After an attack on a gay bar in Oslo last night, Pride was officially cancelled but people spontaneously gathered and marched to the bar to leave flowers. Seeing people crying, cheering and being courageous to go to the streets is the most beautiful thing I witnessed. ❤️ pic.twitter.com/RSGAqOidJe
— m 🏳️🌈 (@formulamaja) June 25, 2022
Em Istambul, na Turquia, o evento também foi cancelado e resultou em várias detenções - mas por motivos diferentes.
O governador da cidade tinha previamente proibido a realização da marcha de orgulho, evocando razões de segurança, à semelhança do que tem vindo a acontecer desde o desfile em 2014 que juntou mais de 100 mil pessoas.
Ainda assim, centenas de manifestantes juntaram-se nas proximidades da Praça Taksim, atualmente interdita ao público, empunhando bandeiras do arco-íris e entoando lemas que invocavam valores de diversidade. A polícia turca chegou ao local ainda antes do início oficial da manifestação e deteve cerca de 200 pessoas - entre os quais Bülent Kilic, um premiado fotógrafo da agência France Presse que já tinha sido preso o ano passado nas mesmas circunstâncias.
A Amnistia Internacional já reagiu às detenções e exigiu que todos os participantes levados pelas autoridades turcas fossem "imediatamente" e "incondicionalmente" libertados. A repressão do governo parece, aliás, ter intensificado o espírito de revolta nas redes sociais, por parte de políticos e da comunidade internacional.

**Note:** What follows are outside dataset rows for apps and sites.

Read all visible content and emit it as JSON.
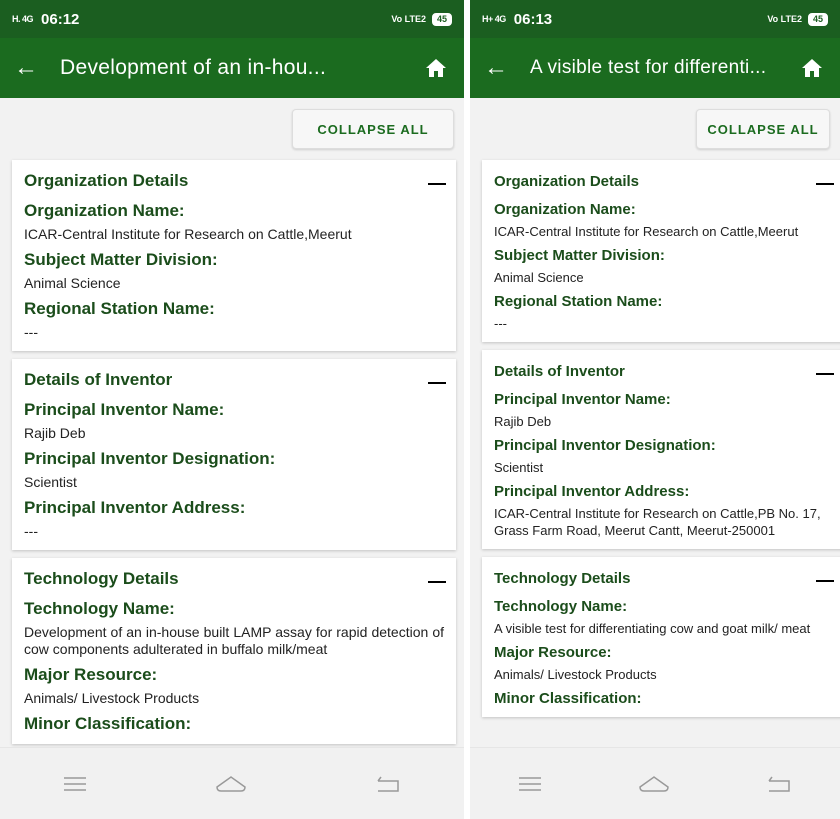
{
  "left": {
    "status": {
      "signal": "H. 4G",
      "time": "06:12",
      "right_icons": "Vo LTE2",
      "battery": "45"
    },
    "appbar": {
      "title": "Development of an in-hou..."
    },
    "collapse_label": "COLLAPSE ALL",
    "cards": [
      {
        "title": "Organization Details",
        "fields": [
          {
            "label": "Organization Name:",
            "value": "ICAR-Central Institute for Research on Cattle,Meerut"
          },
          {
            "label": "Subject Matter Division:",
            "value": "Animal Science"
          },
          {
            "label": "Regional Station Name:",
            "value": "---"
          }
        ]
      },
      {
        "title": "Details of Inventor",
        "fields": [
          {
            "label": "Principal Inventor Name:",
            "value": "Rajib Deb"
          },
          {
            "label": "Principal Inventor Designation:",
            "value": "Scientist"
          },
          {
            "label": "Principal Inventor Address:",
            "value": "---"
          }
        ]
      },
      {
        "title": "Technology Details",
        "fields": [
          {
            "label": "Technology Name:",
            "value": "Development of an in-house built LAMP assay for rapid detection of cow components adulterated in buffalo milk/meat"
          },
          {
            "label": "Major Resource:",
            "value": "Animals/ Livestock Products"
          },
          {
            "label": "Minor Classification:",
            "value": ""
          }
        ]
      }
    ]
  },
  "right": {
    "status": {
      "signal": "H+ 4G",
      "time": "06:13",
      "right_icons": "Vo LTE2",
      "battery": "45"
    },
    "appbar": {
      "title": "A visible test for differenti..."
    },
    "collapse_label": "COLLAPSE ALL",
    "cards": [
      {
        "title": "Organization Details",
        "fields": [
          {
            "label": "Organization Name:",
            "value": "ICAR-Central Institute for Research on Cattle,Meerut"
          },
          {
            "label": "Subject Matter Division:",
            "value": "Animal Science"
          },
          {
            "label": "Regional Station Name:",
            "value": "---"
          }
        ]
      },
      {
        "title": "Details of Inventor",
        "fields": [
          {
            "label": "Principal Inventor Name:",
            "value": "Rajib Deb"
          },
          {
            "label": "Principal Inventor Designation:",
            "value": "Scientist"
          },
          {
            "label": "Principal Inventor Address:",
            "value": "ICAR-Central Institute for Research on Cattle,PB No. 17, Grass Farm Road, Meerut Cantt, Meerut-250001"
          }
        ]
      },
      {
        "title": "Technology Details",
        "fields": [
          {
            "label": "Technology Name:",
            "value": "A visible test for differentiating cow and goat milk/ meat"
          },
          {
            "label": "Major Resource:",
            "value": "Animals/ Livestock Products"
          },
          {
            "label": "Minor Classification:",
            "value": ""
          }
        ]
      }
    ]
  },
  "icons": {
    "back": "arrow-left-icon",
    "home": "home-icon",
    "collapse_card": "minus-icon",
    "nav_menu": "menu-icon",
    "nav_home": "home-nav-icon",
    "nav_back": "back-nav-icon"
  },
  "colors": {
    "appbar": "#1b6b1f",
    "statusbar": "#1b5e20",
    "heading": "#1b4d1b"
  }
}
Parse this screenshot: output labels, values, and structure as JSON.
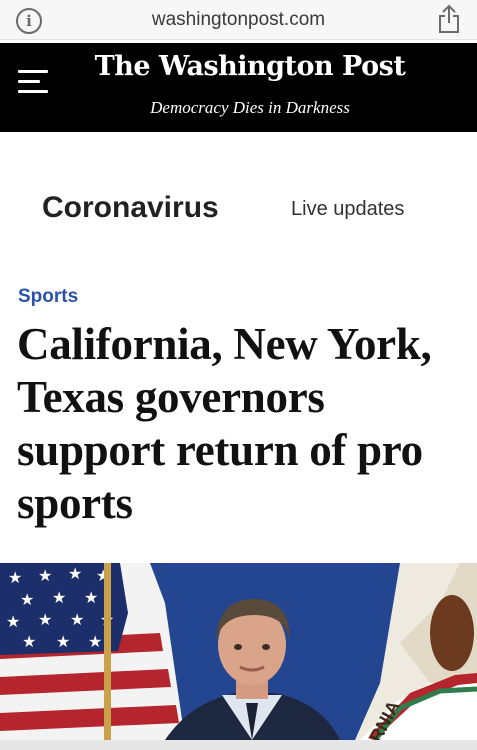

Bugün, binlerce polis İstiklal Caddesi ve Beyoğlu çeviresindeki birçok sokağı kapattı ve 20. İstanbul Onur Yürüyüşü’ne katılan birçok kişiyi ve bazı basın mensuplarını gözaltına aldı.#Pride2022 #OnurYürüyüşü pic.twitter.com/p98IjrUbAn
— Amnesty Turkey (@aforgutu) June 26, 2022
Mais de meio século depois das primeiras manifestações públicas e comunitárias de orgulho, as marchas continuam a existir e a resistir. A repressão e a discriminação são também constantes, especialmente em países onde o amor entre pessoas do mesmo sexo é ainda punível por lei e tem de sobreviver nas sombras, em surdina, aguardando que os princípios de igualdade se estendam finalmente a todas as pessoas. Até lá, a comunidade LGBT continua a encontrar força na união, na solidariedade e na diversidade demonstradas nestas marchas - e no orgulho inabalável.